DCF and lawmakers sheltered providers when they were first starting out. Now the providers have grown into multimillion dollar agencies with influential board members and powerful political connections.
As DCF has tried to increase oversight, the providers have pushed back using their political clout, Storms said.
Provider contracts were written in the infancy of privatization and lack immediate consequences, including financial penalties or probationary periods for failure to comply. For example, providers still refuse to use the agency's multimillion dollar computer system.
Yet DCF has little recourse other than to terminate contracts. Only a handful of providers have lost them in the past decade
"There is not a lot of teeth in those contracts," Wilkins said. He's warned providers new contracts will include more stringent accountability measures and consequences. "There is a new sheriff in town. They are subcontractors to DCF so they have an obligation to report to me and do the things we ask them to do."
The most comprehensive current measurements compares each private contractor against 15 federal performance standards, including abuse rates while kids are in foster care, how long they're in care, and whether they're placed in a stable home or bounced between foster homes.
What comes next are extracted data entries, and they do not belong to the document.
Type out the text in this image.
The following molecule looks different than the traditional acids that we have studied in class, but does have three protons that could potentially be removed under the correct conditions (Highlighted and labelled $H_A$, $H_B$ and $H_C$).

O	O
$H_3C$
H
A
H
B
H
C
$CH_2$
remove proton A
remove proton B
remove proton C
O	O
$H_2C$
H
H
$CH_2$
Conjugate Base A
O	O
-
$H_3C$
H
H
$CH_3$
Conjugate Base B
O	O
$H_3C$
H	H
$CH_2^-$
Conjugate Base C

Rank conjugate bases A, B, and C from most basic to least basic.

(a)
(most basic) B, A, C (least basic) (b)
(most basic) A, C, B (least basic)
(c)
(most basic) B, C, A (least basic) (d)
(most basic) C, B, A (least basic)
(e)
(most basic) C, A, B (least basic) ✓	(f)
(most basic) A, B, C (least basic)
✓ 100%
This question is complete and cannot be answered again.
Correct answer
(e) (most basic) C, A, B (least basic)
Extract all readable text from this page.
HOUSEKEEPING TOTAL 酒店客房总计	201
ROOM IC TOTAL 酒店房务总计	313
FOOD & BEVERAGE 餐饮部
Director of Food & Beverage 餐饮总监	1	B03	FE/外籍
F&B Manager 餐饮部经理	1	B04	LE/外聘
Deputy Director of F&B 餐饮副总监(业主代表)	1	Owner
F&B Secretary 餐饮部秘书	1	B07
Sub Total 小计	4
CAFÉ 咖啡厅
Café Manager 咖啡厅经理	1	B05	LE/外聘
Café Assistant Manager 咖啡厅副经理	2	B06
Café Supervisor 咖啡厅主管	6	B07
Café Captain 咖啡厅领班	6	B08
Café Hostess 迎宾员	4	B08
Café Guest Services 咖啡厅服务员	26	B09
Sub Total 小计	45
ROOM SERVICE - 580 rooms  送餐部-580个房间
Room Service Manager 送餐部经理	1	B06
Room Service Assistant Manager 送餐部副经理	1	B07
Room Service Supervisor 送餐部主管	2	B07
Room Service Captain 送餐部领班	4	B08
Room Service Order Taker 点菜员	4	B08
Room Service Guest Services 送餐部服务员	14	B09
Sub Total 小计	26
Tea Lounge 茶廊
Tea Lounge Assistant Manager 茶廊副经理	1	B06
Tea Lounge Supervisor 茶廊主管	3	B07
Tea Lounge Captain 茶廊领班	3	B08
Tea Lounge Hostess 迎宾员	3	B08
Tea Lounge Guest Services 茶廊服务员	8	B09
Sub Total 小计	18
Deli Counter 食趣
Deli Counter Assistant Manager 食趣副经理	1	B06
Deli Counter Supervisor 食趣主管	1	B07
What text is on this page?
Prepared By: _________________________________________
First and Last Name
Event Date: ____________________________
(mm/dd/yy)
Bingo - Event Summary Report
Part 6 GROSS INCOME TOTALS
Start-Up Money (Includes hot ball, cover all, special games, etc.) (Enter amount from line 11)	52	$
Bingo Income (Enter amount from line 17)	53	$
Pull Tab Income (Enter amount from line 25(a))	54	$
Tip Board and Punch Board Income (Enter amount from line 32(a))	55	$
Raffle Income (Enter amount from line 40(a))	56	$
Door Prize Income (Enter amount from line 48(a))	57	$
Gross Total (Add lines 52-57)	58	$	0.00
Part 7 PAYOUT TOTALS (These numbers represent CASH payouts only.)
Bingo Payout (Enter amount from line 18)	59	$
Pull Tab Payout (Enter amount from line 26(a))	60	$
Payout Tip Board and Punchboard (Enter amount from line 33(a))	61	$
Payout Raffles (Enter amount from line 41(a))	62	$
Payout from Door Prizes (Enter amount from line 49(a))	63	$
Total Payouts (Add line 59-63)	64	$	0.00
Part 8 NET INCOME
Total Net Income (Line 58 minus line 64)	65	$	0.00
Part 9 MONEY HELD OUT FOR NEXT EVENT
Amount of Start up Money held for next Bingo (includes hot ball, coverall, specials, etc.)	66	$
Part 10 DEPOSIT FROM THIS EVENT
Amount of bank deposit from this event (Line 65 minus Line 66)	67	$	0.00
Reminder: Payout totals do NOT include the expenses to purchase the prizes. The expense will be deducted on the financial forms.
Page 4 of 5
But providers say the measurements are misleading and don't capture the quality of their work.
Our Kids, which cares for 3,500 children in Miami-Dade and Monroe counties, said the standards don't consider improvements that have been made since a provider took over a region. The nonprofit group gets $74 million a year with much of that going to prevention and keeping children with their families while monitoring them. That drives up the costs.
"We can go back to the old way of having large numbers of children in foster care so that the cost per child would look better. However, experts will tell you that we are better served as a community by keeping families together with the support services that they need," spokeswoman Kadie Black said. "We know that the quality of life for children in South Florida has never been higher."